The pandemic has shown the limits of global “dependence” on Southeast Asian factories, according to Jonathan Owens, logistics expert at the British University of Salford, who calls for the repatriation of certain productions even “if the raw materials will continue. to come mainly from the Far East ”.
The lockdowns have indeed led to the closure of factories, blocking sectors such as textiles in Vietnam or electronics and automobiles, among others, in China.
For products like semiconductors, these shutdowns have had a snowballing effect on car assembly plants as far as Europe: the global automotive sector is expected to lose $ 210 billion in 2021, according to Alix Partners. And the delay will take months to be absorbed.
Congested ports, container problems
“It took two months for European secondary ports to recover from the blockage of the Suez Canal” by a mega container ship, stuck for six days in March across this crucial route for international maritime trade, recalls Jonathan Owens.
The Chinese port of Ningbo-Zhoushan, third in the world in terms of shipments, closed for two weeks in August due to an outbreak of Covid-19, overwhelming neighboring ports. “Result, containers which should be in Egypt at the moment are blocked in China”, according to the expert. Ditto at the end of May with the closure of the Chinese port of Yantian.
Added to this are the increasingly violent typhoons, additional customs checks in the UK with Brexit, health checks on crews and goods.
Another problem is the accumulation in importing ports of containers that cannot leave for lack of cargo. Result: there is a lack of it in the export ports… in China. “It would cost billions to transport air”, philosopher Mr. Owens, recalling that the prices of sea freight have increased tenfold in 18 months.

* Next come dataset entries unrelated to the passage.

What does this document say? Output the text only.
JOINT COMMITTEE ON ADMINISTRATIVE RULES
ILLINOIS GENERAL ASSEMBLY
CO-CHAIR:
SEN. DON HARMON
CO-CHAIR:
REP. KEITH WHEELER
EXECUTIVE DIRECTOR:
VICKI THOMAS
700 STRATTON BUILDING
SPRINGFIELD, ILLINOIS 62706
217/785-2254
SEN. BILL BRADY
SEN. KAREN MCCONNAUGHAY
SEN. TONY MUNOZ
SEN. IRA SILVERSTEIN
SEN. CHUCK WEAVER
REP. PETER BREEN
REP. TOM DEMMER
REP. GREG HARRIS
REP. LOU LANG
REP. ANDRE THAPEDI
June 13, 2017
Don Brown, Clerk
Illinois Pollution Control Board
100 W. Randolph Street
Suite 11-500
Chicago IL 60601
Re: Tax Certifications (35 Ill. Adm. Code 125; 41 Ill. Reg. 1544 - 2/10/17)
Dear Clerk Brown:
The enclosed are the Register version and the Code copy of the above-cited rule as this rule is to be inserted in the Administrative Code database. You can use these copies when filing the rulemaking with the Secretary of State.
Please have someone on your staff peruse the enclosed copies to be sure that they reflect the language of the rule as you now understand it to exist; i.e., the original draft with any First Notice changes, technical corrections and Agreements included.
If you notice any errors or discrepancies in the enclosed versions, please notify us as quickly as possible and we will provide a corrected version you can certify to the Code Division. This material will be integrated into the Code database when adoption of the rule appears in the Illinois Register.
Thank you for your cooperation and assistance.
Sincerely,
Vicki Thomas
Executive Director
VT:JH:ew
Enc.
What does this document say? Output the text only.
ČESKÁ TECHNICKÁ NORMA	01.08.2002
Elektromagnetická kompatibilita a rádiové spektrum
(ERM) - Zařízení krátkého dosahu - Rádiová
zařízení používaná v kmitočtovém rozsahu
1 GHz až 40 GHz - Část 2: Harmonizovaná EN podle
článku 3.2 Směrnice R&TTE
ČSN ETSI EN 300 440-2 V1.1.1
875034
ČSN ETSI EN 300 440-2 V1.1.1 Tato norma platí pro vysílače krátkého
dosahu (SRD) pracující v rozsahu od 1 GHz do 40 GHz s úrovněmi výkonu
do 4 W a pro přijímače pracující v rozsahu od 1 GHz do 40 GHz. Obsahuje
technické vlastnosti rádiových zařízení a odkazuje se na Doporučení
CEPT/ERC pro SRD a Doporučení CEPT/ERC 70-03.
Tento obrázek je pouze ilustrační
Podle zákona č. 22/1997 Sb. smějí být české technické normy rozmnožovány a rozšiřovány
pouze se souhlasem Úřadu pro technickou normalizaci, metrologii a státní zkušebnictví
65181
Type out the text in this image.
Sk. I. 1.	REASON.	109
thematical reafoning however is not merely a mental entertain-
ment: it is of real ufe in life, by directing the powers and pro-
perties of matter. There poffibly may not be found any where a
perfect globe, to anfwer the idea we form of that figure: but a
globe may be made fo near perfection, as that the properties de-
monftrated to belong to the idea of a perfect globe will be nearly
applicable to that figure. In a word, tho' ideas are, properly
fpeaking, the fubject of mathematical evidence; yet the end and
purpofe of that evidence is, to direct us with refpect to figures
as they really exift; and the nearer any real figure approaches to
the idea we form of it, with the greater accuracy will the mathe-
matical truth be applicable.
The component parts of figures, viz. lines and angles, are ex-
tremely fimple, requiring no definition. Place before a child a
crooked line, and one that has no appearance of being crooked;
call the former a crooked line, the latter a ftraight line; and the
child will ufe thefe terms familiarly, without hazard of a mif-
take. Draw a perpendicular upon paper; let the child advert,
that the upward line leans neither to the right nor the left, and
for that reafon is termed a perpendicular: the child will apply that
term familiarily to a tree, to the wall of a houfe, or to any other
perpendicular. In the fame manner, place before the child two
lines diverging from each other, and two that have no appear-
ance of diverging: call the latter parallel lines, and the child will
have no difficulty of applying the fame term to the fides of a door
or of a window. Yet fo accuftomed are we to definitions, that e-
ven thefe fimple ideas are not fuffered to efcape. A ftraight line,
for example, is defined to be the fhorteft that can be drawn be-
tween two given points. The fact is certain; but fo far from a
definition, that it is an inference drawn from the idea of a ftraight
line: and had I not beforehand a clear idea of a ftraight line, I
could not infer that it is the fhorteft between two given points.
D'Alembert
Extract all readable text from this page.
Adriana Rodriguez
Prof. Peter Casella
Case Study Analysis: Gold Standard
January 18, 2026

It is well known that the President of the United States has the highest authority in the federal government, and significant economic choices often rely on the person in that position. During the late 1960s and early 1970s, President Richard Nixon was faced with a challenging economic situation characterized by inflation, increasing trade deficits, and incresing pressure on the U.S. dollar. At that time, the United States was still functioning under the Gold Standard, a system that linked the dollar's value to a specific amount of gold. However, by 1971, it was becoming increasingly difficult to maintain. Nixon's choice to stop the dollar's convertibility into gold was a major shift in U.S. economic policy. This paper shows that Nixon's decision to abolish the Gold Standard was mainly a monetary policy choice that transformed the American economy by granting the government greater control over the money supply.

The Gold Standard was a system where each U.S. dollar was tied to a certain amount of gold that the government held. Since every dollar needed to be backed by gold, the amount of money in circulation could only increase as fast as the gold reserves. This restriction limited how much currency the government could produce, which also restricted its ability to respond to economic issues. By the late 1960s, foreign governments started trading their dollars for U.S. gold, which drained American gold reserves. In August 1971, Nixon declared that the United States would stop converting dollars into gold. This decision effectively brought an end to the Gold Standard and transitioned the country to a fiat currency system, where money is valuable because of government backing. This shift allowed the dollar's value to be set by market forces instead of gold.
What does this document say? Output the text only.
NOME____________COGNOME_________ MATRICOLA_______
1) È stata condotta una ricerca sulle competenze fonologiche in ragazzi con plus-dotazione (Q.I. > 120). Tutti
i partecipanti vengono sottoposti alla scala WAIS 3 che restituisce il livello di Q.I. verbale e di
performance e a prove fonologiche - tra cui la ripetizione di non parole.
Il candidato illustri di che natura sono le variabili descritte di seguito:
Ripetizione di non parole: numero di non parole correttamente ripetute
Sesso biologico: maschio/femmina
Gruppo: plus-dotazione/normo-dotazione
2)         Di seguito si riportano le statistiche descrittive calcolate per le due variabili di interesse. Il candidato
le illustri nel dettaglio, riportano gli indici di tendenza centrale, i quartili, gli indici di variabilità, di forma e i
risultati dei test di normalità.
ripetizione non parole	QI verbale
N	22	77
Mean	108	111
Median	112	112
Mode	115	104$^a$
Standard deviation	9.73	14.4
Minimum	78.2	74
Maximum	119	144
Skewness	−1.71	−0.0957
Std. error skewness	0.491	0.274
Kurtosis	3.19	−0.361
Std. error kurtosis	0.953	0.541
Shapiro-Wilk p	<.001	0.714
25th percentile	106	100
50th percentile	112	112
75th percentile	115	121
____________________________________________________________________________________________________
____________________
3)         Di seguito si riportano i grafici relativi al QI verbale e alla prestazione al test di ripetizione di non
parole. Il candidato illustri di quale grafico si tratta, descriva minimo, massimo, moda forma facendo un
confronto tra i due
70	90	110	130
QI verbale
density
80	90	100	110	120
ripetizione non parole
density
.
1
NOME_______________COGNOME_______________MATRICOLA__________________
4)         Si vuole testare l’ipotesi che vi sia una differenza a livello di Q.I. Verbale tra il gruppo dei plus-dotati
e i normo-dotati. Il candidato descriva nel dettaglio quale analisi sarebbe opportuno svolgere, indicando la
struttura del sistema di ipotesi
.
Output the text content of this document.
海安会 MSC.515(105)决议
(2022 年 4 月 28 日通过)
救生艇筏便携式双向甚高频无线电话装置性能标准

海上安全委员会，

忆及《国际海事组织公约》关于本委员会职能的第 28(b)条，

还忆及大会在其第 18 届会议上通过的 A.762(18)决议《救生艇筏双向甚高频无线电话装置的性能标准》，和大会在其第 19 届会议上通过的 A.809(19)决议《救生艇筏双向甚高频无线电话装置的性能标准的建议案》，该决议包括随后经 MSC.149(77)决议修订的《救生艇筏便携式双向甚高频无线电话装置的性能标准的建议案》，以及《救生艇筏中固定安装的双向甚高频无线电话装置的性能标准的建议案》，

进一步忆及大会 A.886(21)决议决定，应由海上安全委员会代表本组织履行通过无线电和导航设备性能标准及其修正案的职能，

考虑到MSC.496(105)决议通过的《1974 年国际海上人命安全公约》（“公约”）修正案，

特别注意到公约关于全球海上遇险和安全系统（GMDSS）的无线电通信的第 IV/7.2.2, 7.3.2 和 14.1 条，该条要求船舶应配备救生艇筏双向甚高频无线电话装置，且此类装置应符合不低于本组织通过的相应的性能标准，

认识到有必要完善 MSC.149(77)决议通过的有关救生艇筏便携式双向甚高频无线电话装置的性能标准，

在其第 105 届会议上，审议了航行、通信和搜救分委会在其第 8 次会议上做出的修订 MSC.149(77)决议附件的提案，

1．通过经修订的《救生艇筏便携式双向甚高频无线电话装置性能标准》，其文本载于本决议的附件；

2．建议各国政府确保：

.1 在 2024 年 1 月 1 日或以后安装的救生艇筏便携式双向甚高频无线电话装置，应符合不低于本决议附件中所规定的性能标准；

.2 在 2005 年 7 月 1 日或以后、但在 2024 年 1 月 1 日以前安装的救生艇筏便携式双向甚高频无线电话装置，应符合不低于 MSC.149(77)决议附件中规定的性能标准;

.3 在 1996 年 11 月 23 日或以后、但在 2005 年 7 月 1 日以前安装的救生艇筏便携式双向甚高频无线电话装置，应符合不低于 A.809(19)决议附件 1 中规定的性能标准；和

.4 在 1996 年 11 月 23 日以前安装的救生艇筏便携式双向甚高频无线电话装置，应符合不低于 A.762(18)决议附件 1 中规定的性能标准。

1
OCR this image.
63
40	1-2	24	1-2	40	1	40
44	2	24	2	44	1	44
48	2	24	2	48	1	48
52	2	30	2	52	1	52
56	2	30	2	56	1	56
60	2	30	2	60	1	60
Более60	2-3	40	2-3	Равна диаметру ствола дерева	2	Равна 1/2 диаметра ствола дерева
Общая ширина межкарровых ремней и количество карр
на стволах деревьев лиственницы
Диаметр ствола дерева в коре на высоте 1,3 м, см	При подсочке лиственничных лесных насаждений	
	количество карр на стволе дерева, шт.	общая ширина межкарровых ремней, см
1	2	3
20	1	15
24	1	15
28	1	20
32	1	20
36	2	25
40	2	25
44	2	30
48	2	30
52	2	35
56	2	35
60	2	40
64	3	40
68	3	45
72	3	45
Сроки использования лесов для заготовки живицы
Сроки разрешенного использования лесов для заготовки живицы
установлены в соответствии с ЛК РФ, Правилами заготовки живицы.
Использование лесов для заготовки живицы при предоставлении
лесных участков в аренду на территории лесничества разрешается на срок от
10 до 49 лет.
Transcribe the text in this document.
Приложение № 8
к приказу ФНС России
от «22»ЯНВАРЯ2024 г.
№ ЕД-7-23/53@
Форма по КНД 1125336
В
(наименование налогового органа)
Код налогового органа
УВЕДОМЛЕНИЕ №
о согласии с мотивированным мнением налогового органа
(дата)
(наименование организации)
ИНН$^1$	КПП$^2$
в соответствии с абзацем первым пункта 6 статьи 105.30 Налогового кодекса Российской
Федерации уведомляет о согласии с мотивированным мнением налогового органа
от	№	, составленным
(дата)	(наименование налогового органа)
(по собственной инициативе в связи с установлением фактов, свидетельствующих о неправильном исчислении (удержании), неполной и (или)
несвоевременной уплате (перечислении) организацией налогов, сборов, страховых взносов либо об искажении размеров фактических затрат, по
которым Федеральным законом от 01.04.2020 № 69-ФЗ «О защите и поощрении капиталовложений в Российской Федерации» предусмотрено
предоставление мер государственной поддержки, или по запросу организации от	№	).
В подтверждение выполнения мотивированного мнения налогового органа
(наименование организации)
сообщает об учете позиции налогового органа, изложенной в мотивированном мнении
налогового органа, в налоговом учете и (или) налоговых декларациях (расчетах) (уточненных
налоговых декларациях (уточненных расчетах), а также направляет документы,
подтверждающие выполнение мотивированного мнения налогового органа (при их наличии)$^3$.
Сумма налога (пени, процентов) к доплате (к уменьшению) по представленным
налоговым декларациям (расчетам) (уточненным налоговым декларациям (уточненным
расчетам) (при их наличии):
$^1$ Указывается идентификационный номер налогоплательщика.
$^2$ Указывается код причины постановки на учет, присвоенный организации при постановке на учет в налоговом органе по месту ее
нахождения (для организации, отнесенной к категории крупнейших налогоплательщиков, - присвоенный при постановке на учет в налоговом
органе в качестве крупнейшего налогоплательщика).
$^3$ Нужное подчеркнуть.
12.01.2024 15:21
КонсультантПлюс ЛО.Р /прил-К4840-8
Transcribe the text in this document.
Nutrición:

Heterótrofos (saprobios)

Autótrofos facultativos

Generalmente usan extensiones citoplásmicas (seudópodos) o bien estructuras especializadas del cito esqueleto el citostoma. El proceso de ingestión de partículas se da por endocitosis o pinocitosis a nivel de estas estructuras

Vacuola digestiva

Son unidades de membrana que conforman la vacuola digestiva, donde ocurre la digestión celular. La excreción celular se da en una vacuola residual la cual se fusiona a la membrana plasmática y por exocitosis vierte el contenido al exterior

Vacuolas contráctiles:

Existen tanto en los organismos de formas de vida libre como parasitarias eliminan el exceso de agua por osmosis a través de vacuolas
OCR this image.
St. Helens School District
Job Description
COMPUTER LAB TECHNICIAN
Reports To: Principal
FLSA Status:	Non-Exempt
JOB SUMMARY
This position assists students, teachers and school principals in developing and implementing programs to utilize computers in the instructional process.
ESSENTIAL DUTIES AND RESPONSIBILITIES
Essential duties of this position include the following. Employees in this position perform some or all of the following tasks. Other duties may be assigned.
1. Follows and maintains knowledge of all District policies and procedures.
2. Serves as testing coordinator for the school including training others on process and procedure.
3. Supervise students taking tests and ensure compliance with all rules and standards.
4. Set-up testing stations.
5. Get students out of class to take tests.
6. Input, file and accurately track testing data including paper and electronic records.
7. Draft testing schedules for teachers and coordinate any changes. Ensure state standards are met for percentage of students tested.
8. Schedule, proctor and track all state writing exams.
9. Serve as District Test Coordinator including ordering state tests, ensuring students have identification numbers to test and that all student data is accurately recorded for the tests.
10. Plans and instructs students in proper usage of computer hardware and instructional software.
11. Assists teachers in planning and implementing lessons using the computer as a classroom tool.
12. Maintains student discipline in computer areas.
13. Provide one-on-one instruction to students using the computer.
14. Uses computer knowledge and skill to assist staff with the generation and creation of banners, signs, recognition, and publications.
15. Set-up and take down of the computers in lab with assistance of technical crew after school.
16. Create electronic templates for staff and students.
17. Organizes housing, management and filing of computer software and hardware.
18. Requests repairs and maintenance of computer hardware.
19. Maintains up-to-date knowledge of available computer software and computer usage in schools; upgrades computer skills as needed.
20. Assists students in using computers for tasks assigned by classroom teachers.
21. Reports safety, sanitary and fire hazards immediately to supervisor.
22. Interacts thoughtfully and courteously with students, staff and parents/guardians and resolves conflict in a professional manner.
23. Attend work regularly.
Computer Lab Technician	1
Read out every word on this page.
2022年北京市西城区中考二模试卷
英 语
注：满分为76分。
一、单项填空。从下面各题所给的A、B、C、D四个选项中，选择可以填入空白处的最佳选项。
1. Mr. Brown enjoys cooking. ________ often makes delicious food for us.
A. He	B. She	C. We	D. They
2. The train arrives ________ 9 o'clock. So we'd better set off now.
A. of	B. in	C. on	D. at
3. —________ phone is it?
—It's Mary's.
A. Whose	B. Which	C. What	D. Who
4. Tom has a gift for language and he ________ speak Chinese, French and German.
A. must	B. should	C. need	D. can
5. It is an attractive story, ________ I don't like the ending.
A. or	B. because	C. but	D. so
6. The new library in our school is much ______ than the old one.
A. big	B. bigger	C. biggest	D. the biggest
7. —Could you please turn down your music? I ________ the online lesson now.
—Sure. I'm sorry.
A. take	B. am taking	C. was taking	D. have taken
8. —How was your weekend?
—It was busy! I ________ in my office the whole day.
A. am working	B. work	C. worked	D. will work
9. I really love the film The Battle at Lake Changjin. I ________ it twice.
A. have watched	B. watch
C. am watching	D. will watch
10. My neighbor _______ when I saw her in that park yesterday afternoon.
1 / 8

The US port of Los Angeles, where 40% of containers destined for the United States arrive, found itself overwhelmed, to the point of now having to operate 24 hours a day to reduce queues.
In Europe, several giant container ships full of unloadable Christmas goods at Felixstowe, the UK’s largest container port with congested terminals, have been diverted to Rotterdam or Amsterdam.
Saturated warehouses, absent drivers
“We are reaching the peak of the Christmas season, but products that should have arrived two months ago are being unloaded at the same time,” observes Jonathan Owens. And shortages of truck drivers complicate the situation. In the United Kingdom, the government has decided to grant temporary visas to European drivers but is struggling to find a taker.
In France, there is a shortage of around “15,000 truck drivers” and “there is also a shortage of operators and order pickers. […] with the Covid, some have chosen to change jobs, ”adds Yann De Feraudy.